Müzik açmadım 1 dakika lütfen..Geldim..klasik seçimin Türk sanat müziğinden yana oldu Ergin Sayesinde edindiğim yeni bir arşivim var değerlendirmeye çalışıyorum elimden geldiğince..Belki aradığım "o" şarkıyı burda bulabilirim kim bilir?
Efenim dün gece çok güzel bir yazmıştım ama dediğim gibi hezimete uğradım.. ( bu gecenin macerasını belki bilasre anlatırım)

Reyhan Karaca ile uzayda beraberdik bir kere onu söyliyim,kendisi gayet başarılı bir şekilde uyum sağladı olaya medyaya felan yansıttı ben izleyici modundaydım o yüzdende kendisini ve müziğini hala izliyorum ama yeryüzünden:))
muhmetelemen S:B:A nın açılımını uzaylılara sormak lazımdır bilemedim:)

Çağrı ya başarılar diliyorum sadece annesinin gölgesinde olmadığnı düşünür ona göre kararlar verise başarılı olabilir belki. Neticede Türkiye'de meşhur çocukları diye bir sendromu var..Allah bizi Zehra'dan korusun şimdiden:)
Gülben in 4.olduğu bir liste ne kadar doğruluk verir bilmiyorum o kadarını ama benim uzun zamandır dinlediğim en iyi işlerden biri olan Suzan Kardeş makyaj odaları albümünü atlamış listeye ben liste demem.Klasik popüler kültür işi olabilir genel anlamda bakıldığında albüme ama içinde iyi işler var kabul etmek lazım.Haluk Bilginer i zaten tek geçerim Neredesin Firuze'den belliydi,Cem Yılmaz hiç bir şekilde ilgi alanıma giremez zaten bu albümden önce söylediği şarkıyı bir çok sitede paylaştığı için benim nazarımda sadece "sempatik" olmaya çalışan biri olarak kalacak..Demet Akbağ bildiğimiz Demet bir şey eklememiş beni şaşırtan isim Sezen Aksu'dur bu albüm deşöyle ki; bir önceki albüme harika bir parça hediye etmişken neden bu eğreti gelin diye sorasım geldi mesela daha farklı bir çalışma olabilirdi..Nejat İşlere özel not o hancıyı söylerken ben eridim burda(klasik kadın sendromu kabul:))Ama adamda iş var yalan yok.. diğe sanatçılara haksızlık etmek istemem Yasmin Yalçın iyiydiydi mesela..
Birde gelem gelem şarkısını ben daha önce sanırım İncesaz nın son albümünde Oya Bora'nın Borasından yani Bora Ebeoğlu'ndan dinledim ama arşivimde şimdi bulamadım bilare söylerim..
Neticede bu albüm atlanmamalıdır hiç bir halukarda..
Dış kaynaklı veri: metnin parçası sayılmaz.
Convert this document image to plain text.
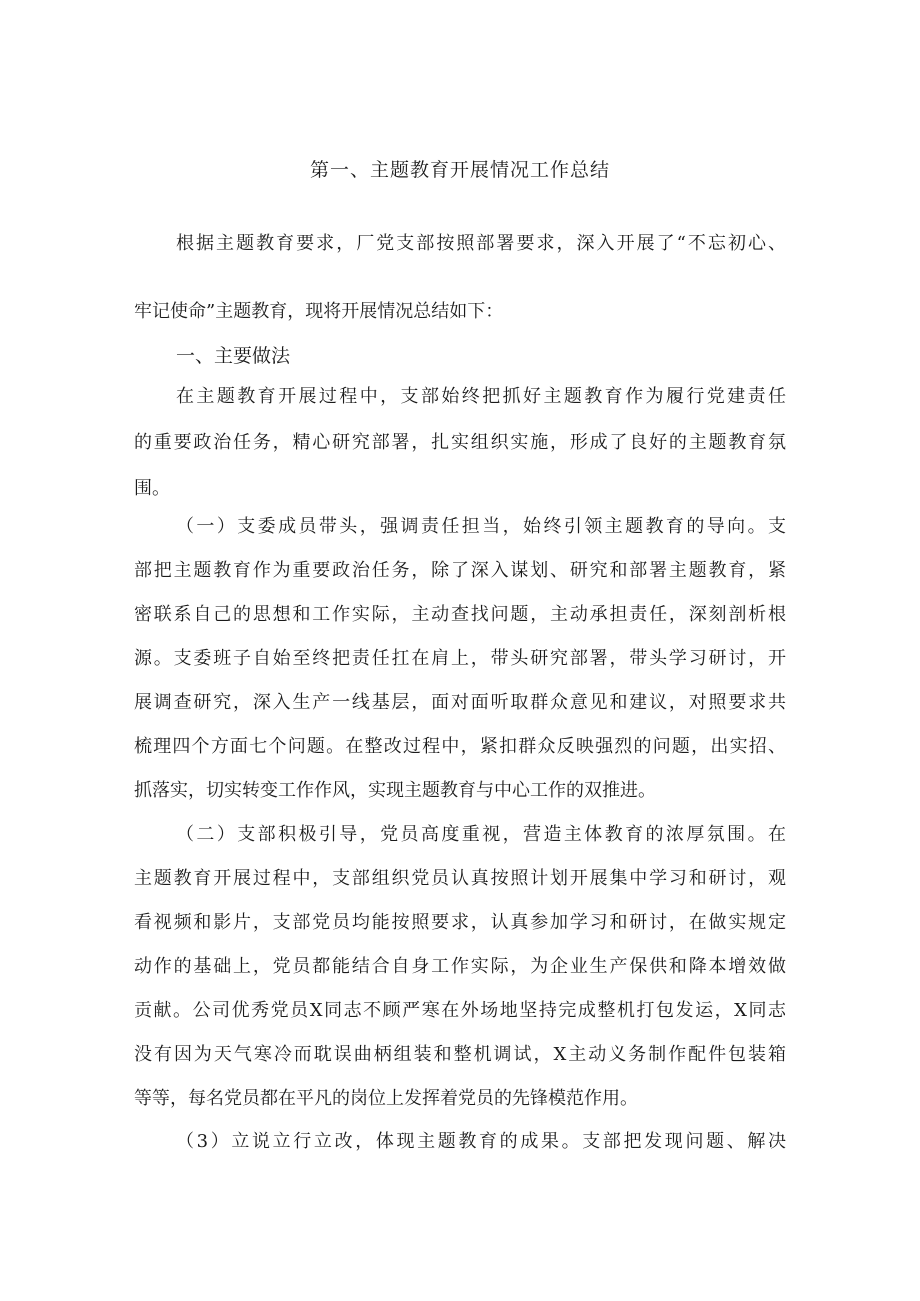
第一、主题教育开展情况工作总结
根据主题教育要求，厂党支部按照部署要求，深入开展了“不忘初心、
牢记使命”主题教育，现将开展情况总结如下：
一、主要做法
在主题教育开展过程中，支部始终把抓好主题教育作为履行党建责任
的重要政治任务，精心研究部署，扎实组织实施，形成了良好的主题教育氛
围。
（一）支委成员带头，强调责任担当，始终引领主题教育的导向。支
部把主题教育作为重要政治任务，除了深入谋划、研究和部署主题教育，紧
密联系自己的思想和工作实际，主动查找问题，主动承担责任，深刻剖析根
源。支委班子自始至终把责任扛在肩上，带头研究部署，带头学习研讨，开
展调查研究，深入生产一线基层，面对面听取群众意见和建议，对照要求共
梳理四个方面七个问题。在整改过程中，紧扣群众反映强烈的问题，出实招、
抓落实，切实转变工作作风，实现主题教育与中心工作的双推进。
（二）支部积极引导，党员高度重视，营造主体教育的浓厚氛围。在
主题教育开展过程中，支部组织党员认真按照计划开展集中学习和研讨，观
看视频和影片，支部党员均能按照要求，认真参加学习和研讨，在做实规定
动作的基础上，党员都能结合自身工作实际，为企业生产保供和降本增效做
贡献。公司优秀党员X同志不顾严寒在外场地坚持完成整机打包发运，X同志
没有因为天气寒冷而耽误曲柄组装和整机调试，X主动义务制作配件包装箱
等等，每名党员都在平凡的岗位上发挥着党员的先锋模范作用。
（3）立说立行立改，体现主题教育的成果。支部把发现问题、解决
Seçimlerimiz bize hayatı sunuyorlar ve sanırım Keram dün gece bir seçim yaparak "the fall" yerine İlkay Akkayı 'yı seçti..keşke her seçim bize böyle güzellikler katsa her halukarda kazanıyorsunuz.Ne şans değil mi?
the fall zamanına denk gelen ikinci film "stardust"tır eklemeden geçmiyim dedim. masallardan hoşlanıyorsanız ve çocukluk kahramanınız peter pan ise eğer yada küçük prensi okumuşsanız yada binbir gece masallarını az çok biliyorsanız bu filmi arşivinize mutlaka ekleyin derim..
Bu geceden sonra dirty dancing i bir kez daha izlemek sanırım farz oldu yada sevdiğimiz kişiye "seni seviyorum" dediğinde "bende" yerine "bende seni seviyorum" demeyi bir kez daha hatırlattı hiç kimse ölümsüz değil ama anılar ölümsüz işte ve sevdiğine özen göstermek için hala bir vaktiniz varken kaçırmayın dilerim.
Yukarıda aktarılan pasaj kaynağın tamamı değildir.